Let’s put this verse all together: “There are so many kind of languages surely, in the world and none of them lacks meaning.”

Si dices algo, la gente necesitan intender. (If you say something, the people need to understand.)Photo by Pixabay on Pexels.com

It seems the apostle Paul is adamant about telling these people that when they speak, they need to make themselves understood. If you walk into a church and someone is standing up there saying something you don’t understand, it does no good. They are “speaking into the air.” Every language has meaning, and he thinks everyone should be understood by the people in the church because the church needs to be built up by what is being said.

Since we are talking about languages, it seems that there is another verb that keeps being used “to say” (decir). Let’s conjugate this verb:

Simple present tense: I say – digo, you say – dices, he, she , it says – dice, we say – decimos, they say – dicen.

Simple past tense: I said – dije, you said – dijiste, he, she, it says and respectful you said – dijo, we said – decimos, they said – dicieron.

Ella decira’ como hacer lo. (She will say how to do it.)Photo by bruce mars on Pexels.com

Future tense – I will say – decire’, you will say – deciras, he, she it will say or respectful you will say – decira’, we will say – deciremos, they will say – diran.

present perfect, a type of past tense – I have said – he dicho, you have said – has dicho, he, she it has said or respectful you have said – ha dicho, we have said -hemos dicho, they have said – han dicho.

Present progressive tense: I am saying – estoy diciendo, you are saying – estas diciendo, he, she, it is saying – esta diciendo, we are staying – estamso diciendo, they are saying – estan diciendo.

Another future tense: I am going to say – voy a decir, you are going to say – vas a decir, he is going to say – va a decir, we are going to say – vamos a decir, they are going to say – van a decir.
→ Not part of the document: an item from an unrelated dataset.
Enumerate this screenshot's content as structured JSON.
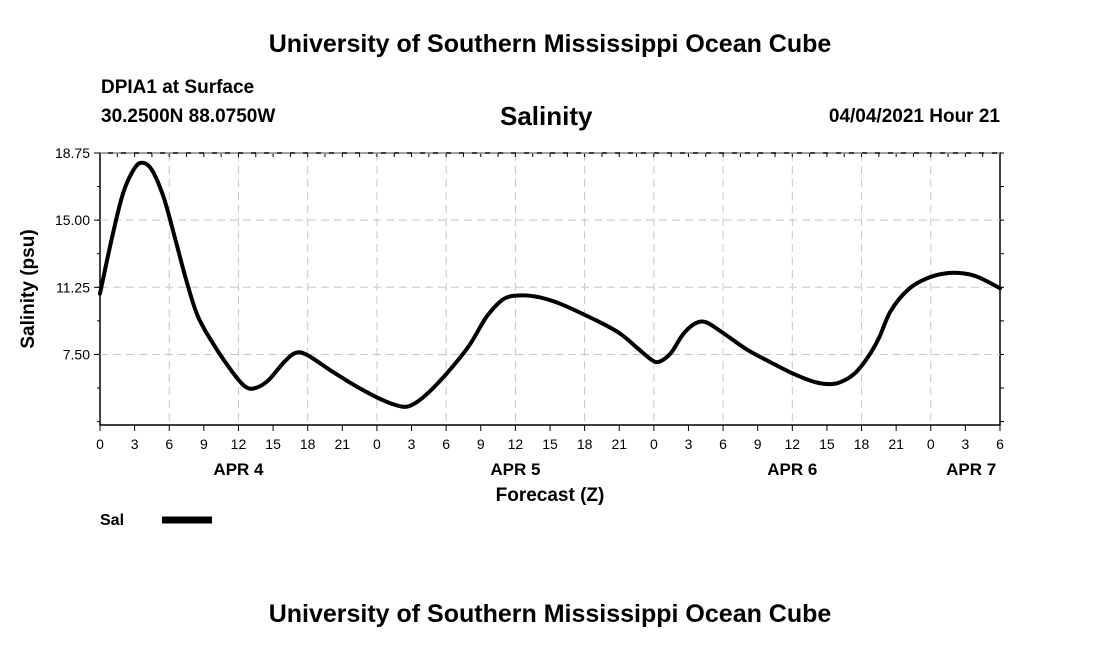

Estoy diciendo como hablar espanol y como entiendes la Biblia. (I am saying how to speak Spanish and how to understand the Bible.)Photo by Pixabay on Pexels.com

Okay, there you have two more verses from 1 Corinthians 14, the language chapter (el capitulo de idiomas). I hope you are getting lots of good out of the Spanish grammar as well as from what the apostle Paul is saying (esta diciendo).